Upgrading your wxWidgets project to Visual Studio 8.0

Ok, so I finally found some time to start using my brand-new MS Visual Studio 2005 and try and compile my projects with it. As usual, moving to the next major version of a Microsoft Compiler involves a lot of work. Here is what I found so far:

Warnings, warnings, warnings...
The first thing you'll notice are hundreds of warnings. In an effort to make software more secure, MS has depreciated many runtime library functions that where the cause of so many buffer overflows. No more strcpy, strdup, localtime etc... Same with std::copy and other functions that are being used by the C++ standard runtime library.
I am not sure I really like this. This seems like a good idea at first, but only for new projects. For all other projects, people are probably simply going to disable the warnings. That is what I recommend when you upgrade your projects. Especially your wxWidgets projects, since the recommended replacement functions strcpy_s, localtime_c etc... are MS-specific and not found in any other compiler I know of.

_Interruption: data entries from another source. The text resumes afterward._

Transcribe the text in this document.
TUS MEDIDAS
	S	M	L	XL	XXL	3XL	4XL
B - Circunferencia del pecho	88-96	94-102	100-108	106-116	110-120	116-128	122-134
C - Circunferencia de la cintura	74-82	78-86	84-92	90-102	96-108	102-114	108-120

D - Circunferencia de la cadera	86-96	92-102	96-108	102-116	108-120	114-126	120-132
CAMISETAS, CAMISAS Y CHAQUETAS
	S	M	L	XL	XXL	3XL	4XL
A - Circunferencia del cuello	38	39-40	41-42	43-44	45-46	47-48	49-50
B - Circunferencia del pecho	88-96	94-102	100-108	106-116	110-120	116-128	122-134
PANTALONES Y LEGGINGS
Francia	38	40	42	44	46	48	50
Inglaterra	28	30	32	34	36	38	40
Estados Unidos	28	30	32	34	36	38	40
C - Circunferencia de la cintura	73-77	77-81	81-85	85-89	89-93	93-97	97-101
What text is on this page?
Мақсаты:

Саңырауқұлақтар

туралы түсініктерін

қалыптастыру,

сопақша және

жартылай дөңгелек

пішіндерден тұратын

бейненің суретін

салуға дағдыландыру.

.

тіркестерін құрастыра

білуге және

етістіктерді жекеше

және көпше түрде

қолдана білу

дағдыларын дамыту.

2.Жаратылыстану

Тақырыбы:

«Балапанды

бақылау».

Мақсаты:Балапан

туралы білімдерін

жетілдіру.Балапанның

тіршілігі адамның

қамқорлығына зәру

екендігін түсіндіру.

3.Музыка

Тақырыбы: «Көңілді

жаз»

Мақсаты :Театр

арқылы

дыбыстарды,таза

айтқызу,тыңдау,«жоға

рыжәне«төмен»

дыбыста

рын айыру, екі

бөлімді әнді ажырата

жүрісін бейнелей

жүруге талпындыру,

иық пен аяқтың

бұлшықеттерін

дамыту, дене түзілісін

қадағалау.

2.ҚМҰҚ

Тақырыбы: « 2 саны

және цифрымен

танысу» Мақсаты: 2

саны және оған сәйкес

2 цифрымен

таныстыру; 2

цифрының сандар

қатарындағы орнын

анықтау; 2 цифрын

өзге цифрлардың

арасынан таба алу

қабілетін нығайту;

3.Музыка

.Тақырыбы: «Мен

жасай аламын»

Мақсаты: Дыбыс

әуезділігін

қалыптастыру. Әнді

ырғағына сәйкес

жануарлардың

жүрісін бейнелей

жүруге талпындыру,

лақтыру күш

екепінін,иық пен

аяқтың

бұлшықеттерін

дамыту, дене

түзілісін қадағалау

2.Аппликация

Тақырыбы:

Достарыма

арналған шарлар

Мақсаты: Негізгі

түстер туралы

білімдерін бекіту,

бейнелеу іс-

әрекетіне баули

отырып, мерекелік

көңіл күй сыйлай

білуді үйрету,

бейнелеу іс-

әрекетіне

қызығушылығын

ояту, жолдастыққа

So, in your project, define these macros

#define _CRT_SECURE_NO_DEPRECATE
tell the compiler to stop complaining about using localtime etc...

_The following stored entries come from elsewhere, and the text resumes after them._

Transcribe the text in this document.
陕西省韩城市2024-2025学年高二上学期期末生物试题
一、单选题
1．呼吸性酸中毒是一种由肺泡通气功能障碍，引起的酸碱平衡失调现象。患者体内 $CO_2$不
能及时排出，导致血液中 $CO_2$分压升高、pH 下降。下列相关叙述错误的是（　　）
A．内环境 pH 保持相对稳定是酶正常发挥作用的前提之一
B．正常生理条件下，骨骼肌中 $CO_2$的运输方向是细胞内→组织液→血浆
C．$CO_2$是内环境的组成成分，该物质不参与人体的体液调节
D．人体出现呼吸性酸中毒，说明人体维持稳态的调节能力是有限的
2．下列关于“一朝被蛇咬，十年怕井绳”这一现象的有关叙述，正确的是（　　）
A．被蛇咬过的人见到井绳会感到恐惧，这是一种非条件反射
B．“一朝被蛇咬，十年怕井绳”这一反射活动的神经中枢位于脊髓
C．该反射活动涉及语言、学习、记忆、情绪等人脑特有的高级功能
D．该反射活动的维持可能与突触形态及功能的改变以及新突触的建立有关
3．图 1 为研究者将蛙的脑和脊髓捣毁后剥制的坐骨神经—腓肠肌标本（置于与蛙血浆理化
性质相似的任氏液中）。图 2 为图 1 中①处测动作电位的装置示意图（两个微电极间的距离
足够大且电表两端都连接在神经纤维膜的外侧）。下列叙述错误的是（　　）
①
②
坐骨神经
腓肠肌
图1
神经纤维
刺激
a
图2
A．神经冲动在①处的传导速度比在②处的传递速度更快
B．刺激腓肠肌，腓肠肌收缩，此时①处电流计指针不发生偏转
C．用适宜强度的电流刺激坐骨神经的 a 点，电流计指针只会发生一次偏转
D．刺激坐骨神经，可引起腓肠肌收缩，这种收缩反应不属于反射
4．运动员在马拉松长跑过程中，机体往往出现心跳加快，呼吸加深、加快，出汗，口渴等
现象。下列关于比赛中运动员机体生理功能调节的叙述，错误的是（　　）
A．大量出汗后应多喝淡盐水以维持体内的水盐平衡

#define _SCL_SECURE_NO_DEPRECATE
stop complaining about std::copy etc...

The best place to do this is in your precompiled header file such as stdwx.h, if you have one. Of course you can add these defines to the project file itself, but you'll have to add them to all configurations.

POSIX vs. ISO
More warnings: Microsoft also depreciated all Posix names. Did you know strcpy should actually be called _strcpy in the ISO standard? I know now. All Posix names - and there are many - have been depreciated in favor of the new ISO standard. Good idea? Probably. Someone has to make a start. But unless you are willing to spend time changing your code
and your gnu or whatever other compiler you are using supports it, you'll want to disable these warnings as well:

#define _CRT_NONSTDC_NO_DEPRECATE
to stop complaining about old POSIX names

Manifest
If you include the wx.rc file - which you should -, you will get an error when you compile your project with VC 8.0: invalid COFF or something. The new 8.0 linker has the ability to generate a manifest file on the fly and the .dsp/.sln conversion wizard enables this by default. So now your application has two manifest files, one included via wx.rc and the new one generated by the linker. The linker does not like this. You have two options.
  1. Define wxUSE_NO_MANIFEST to stop using the wxWidgets manifest file. You must change the file settings for your .rc file and include this define there. Using the precompiled header file as mentioned above won't work.
  2. Disable the linker|manifest option: Open the properties for your project. Select 'all configurations', open the linker settings, manifest file and set 'generate manifest' to no.
I recommend the first option as it lets the linker create a manifest with all the correct DLL side-by-side information. If you disable the linker|manifest option, a debug build may not find the MSVCP80D.DLL for example and you have to copy the DLL into your path. If the linker creates the manifest file, all the correct DLL paths are being used.